I drop torches into their water cans as I run past. Ahead I can hear people trying to be silent as they scoot round the maze of server machines. Behind me, the darkness fills with a scary silence. I reach the machine stacks; there’s nothing to do about Laura, caught by the cooling-wights. I slip by easily as they’ve clustered about her body, soaking up the last of her life. Must remember to light a candle for her if I make it.

Run, run, run,
The snuffymen come!
Round the scrap
Through the trap
Cemetery stones
Under the bones

It’s a short corridor from the stacks to the piles. I have to slow down as the scrap has sticky-outy bits and jagged edges. Just as I reach the far side of the junkyard, I hear the cooling-wights scream. They fear snuffymen because they can’t steal their heat and snuffymen can do for them. The rhyme thunders in my ears, louder than ever.

Run, run, run,
The snuffymen come!
Pop a lid
Like she bid
In with the dead
To save our heads.

I dive into the chute and hope I got the right one. I plunge left, then right, then slam down with a ‘whumpf’ into a pile of old softs. Scrambling out of mouldy sheets and shirts, I hear chute-flaps banging. Snuffymen always hit the flaps to make sure we haven’t left traps. They never remember we criss-cross this end of all but one chute with cheesewire.
Out of the laundry dump, down the tunnel and into the necropolis. Headstones and crypts as far as the eye can see – and my underground eyes can see a long way.

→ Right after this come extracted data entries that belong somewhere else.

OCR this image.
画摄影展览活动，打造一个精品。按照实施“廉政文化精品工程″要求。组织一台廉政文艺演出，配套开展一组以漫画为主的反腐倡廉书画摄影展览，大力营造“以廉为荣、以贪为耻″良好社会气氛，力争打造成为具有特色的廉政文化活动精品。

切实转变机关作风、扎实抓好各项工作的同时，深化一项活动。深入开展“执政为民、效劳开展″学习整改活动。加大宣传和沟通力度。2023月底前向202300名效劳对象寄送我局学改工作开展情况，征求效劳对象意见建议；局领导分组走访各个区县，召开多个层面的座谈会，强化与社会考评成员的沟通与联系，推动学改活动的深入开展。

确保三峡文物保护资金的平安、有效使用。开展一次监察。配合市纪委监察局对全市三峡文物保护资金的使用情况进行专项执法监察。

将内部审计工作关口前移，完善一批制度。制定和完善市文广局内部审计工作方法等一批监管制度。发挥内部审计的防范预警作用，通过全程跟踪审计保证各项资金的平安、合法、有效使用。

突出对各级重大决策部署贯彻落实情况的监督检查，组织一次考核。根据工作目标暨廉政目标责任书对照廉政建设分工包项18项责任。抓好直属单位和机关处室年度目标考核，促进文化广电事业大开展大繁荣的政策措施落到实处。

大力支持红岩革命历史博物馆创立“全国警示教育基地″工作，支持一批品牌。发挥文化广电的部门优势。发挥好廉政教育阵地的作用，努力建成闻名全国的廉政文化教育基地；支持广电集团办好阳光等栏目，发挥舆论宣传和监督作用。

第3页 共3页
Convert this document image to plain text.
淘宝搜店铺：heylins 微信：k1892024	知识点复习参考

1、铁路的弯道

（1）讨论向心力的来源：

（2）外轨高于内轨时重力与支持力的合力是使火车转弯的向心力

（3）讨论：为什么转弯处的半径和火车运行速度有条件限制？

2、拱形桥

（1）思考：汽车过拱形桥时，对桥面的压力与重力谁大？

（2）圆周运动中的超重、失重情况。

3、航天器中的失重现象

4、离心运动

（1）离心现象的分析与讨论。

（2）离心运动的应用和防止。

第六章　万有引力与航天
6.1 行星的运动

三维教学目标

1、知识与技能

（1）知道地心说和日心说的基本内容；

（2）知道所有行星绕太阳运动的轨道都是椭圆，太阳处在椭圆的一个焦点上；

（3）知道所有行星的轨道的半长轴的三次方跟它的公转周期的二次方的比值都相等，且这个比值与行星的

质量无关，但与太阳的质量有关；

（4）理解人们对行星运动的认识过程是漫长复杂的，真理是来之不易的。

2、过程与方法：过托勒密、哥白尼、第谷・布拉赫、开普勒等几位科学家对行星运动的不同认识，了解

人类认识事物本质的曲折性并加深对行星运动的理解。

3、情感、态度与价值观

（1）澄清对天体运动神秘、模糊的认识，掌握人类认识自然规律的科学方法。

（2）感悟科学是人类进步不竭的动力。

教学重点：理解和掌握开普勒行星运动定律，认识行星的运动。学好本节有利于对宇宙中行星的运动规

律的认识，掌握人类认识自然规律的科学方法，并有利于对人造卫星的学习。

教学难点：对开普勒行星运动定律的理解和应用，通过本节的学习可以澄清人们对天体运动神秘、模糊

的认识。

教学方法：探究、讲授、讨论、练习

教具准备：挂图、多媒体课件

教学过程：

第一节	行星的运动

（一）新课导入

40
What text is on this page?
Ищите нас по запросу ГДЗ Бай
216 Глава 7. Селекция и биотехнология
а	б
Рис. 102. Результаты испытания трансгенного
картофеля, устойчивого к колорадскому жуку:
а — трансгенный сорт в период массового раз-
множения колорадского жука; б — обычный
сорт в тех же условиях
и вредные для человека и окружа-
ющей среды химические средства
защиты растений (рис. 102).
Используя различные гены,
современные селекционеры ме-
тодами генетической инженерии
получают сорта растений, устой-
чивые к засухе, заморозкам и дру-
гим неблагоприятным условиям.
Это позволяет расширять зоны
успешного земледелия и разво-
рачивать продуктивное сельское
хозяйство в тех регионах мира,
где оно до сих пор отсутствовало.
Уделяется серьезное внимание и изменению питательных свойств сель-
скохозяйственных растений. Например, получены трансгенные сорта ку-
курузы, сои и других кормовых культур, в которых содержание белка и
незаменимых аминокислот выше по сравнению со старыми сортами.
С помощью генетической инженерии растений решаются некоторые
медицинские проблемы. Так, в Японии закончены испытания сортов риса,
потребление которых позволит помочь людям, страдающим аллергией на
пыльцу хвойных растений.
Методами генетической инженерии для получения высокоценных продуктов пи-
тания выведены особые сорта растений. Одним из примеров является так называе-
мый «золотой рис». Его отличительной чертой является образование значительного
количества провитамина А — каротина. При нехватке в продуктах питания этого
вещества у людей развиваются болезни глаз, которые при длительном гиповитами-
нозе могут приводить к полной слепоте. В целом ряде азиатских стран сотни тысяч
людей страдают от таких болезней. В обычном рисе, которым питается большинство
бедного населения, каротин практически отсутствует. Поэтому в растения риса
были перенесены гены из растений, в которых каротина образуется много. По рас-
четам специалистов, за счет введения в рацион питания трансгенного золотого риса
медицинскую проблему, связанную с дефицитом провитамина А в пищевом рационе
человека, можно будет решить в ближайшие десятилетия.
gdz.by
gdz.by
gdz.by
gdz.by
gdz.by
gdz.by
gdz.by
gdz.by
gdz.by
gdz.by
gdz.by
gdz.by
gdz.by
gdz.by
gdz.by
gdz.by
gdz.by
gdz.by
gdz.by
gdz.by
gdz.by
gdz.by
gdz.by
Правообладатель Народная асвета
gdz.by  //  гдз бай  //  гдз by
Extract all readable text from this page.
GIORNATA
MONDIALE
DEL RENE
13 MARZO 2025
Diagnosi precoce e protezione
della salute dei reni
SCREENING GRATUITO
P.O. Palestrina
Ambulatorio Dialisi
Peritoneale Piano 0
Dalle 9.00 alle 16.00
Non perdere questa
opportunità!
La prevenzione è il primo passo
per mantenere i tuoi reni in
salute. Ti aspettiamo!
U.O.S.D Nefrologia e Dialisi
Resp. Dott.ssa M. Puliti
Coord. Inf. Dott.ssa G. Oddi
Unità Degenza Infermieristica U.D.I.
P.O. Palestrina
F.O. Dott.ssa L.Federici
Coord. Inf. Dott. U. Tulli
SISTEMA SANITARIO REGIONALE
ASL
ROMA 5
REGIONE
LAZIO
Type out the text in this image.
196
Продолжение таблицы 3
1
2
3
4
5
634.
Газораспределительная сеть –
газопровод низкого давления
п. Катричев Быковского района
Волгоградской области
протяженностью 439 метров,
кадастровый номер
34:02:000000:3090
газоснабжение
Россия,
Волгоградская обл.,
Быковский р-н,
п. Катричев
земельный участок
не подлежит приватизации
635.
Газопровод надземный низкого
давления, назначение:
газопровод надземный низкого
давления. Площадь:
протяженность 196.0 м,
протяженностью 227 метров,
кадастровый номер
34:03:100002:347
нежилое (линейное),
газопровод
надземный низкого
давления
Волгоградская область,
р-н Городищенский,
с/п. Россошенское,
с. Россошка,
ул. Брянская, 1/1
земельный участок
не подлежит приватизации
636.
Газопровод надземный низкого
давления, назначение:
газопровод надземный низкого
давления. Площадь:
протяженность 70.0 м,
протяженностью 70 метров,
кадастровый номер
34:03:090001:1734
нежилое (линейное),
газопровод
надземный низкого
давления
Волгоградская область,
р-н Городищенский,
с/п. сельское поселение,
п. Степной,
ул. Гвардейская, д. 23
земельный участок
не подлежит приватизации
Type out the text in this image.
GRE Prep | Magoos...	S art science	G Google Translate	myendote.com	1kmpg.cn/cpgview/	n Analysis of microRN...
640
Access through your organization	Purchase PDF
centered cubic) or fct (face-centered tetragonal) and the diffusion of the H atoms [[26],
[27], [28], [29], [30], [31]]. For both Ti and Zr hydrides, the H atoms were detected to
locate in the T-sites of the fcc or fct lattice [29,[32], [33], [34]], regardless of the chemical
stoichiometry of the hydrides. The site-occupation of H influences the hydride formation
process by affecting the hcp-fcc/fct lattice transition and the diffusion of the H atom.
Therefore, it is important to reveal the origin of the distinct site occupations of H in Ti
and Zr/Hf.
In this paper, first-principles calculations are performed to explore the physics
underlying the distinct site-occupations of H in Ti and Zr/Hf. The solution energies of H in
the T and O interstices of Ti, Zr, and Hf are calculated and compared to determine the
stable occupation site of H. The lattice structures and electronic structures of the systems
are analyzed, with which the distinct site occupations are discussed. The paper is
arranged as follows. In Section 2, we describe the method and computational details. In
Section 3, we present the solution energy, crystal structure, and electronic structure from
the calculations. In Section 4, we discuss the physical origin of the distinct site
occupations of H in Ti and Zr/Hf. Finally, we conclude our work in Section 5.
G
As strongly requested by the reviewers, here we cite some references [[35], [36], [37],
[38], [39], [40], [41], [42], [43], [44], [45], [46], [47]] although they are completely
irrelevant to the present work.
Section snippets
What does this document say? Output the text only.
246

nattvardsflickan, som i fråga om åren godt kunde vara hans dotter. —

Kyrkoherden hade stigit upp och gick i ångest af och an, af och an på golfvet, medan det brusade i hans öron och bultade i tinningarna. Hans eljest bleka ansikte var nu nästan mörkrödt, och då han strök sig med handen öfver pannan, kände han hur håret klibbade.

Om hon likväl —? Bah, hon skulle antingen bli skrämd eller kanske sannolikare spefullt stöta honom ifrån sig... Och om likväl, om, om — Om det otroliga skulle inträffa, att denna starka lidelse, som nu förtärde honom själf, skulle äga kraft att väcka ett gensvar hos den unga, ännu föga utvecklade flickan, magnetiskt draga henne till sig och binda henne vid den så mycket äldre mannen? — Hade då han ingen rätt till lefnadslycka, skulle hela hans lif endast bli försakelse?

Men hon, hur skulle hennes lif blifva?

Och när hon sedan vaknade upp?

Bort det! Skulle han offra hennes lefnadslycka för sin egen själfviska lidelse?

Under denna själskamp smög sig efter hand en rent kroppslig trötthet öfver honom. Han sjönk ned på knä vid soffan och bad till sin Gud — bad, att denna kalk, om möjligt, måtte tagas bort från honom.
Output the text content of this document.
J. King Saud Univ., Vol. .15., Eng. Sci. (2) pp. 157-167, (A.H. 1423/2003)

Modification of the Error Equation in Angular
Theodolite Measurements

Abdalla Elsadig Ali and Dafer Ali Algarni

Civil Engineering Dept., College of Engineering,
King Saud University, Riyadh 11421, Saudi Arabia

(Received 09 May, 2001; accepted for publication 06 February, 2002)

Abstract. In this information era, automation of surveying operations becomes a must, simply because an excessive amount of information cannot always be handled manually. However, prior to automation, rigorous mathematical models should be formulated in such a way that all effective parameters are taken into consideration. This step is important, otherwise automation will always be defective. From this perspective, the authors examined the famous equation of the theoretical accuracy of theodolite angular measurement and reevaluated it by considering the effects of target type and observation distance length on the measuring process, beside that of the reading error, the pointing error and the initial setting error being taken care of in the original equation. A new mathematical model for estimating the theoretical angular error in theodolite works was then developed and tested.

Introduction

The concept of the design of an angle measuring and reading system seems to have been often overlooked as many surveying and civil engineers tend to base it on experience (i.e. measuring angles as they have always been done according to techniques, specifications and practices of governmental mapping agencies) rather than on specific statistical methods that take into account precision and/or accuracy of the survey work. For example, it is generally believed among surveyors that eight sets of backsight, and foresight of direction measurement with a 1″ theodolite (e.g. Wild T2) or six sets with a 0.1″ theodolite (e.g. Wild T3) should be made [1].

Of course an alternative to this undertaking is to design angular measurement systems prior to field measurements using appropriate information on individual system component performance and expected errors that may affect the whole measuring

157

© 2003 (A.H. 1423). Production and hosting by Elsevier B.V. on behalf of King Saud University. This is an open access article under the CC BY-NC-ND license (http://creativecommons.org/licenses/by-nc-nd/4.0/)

I hurdle three crypts and swing past a tombstone topped by a statue of a screaming angel with one wing missing. Two over, one back. A big, old grave topped by black stone. I slap its surface as I wince: Snuffymen screams are horrid.
The cold stone lifts along one edge and I wriggle into the dark, helped by the dozen hands pulling at me. The ratchet rattles as it’s released and we curl about each other as the lid drops and silence comes back.
“Breen, you made it!”
“Did too, Ella. Laura got chilled, let me pass easy.”
“Candle for her tomorrows, then.”
“Aye.”
“Time to pray?”
“Make it short, Ella.”
She starts and we whisper along, sounding like leaves in a churchyard on an autumn wind.
“Snuffymen, snuffymen, can’t get us today.
Snuffymen, snuffymen, take your nets away.
Snuffymen, snuffymen, we’ll not be your kill.
Someday, snuffymen, our kin will do you ill.”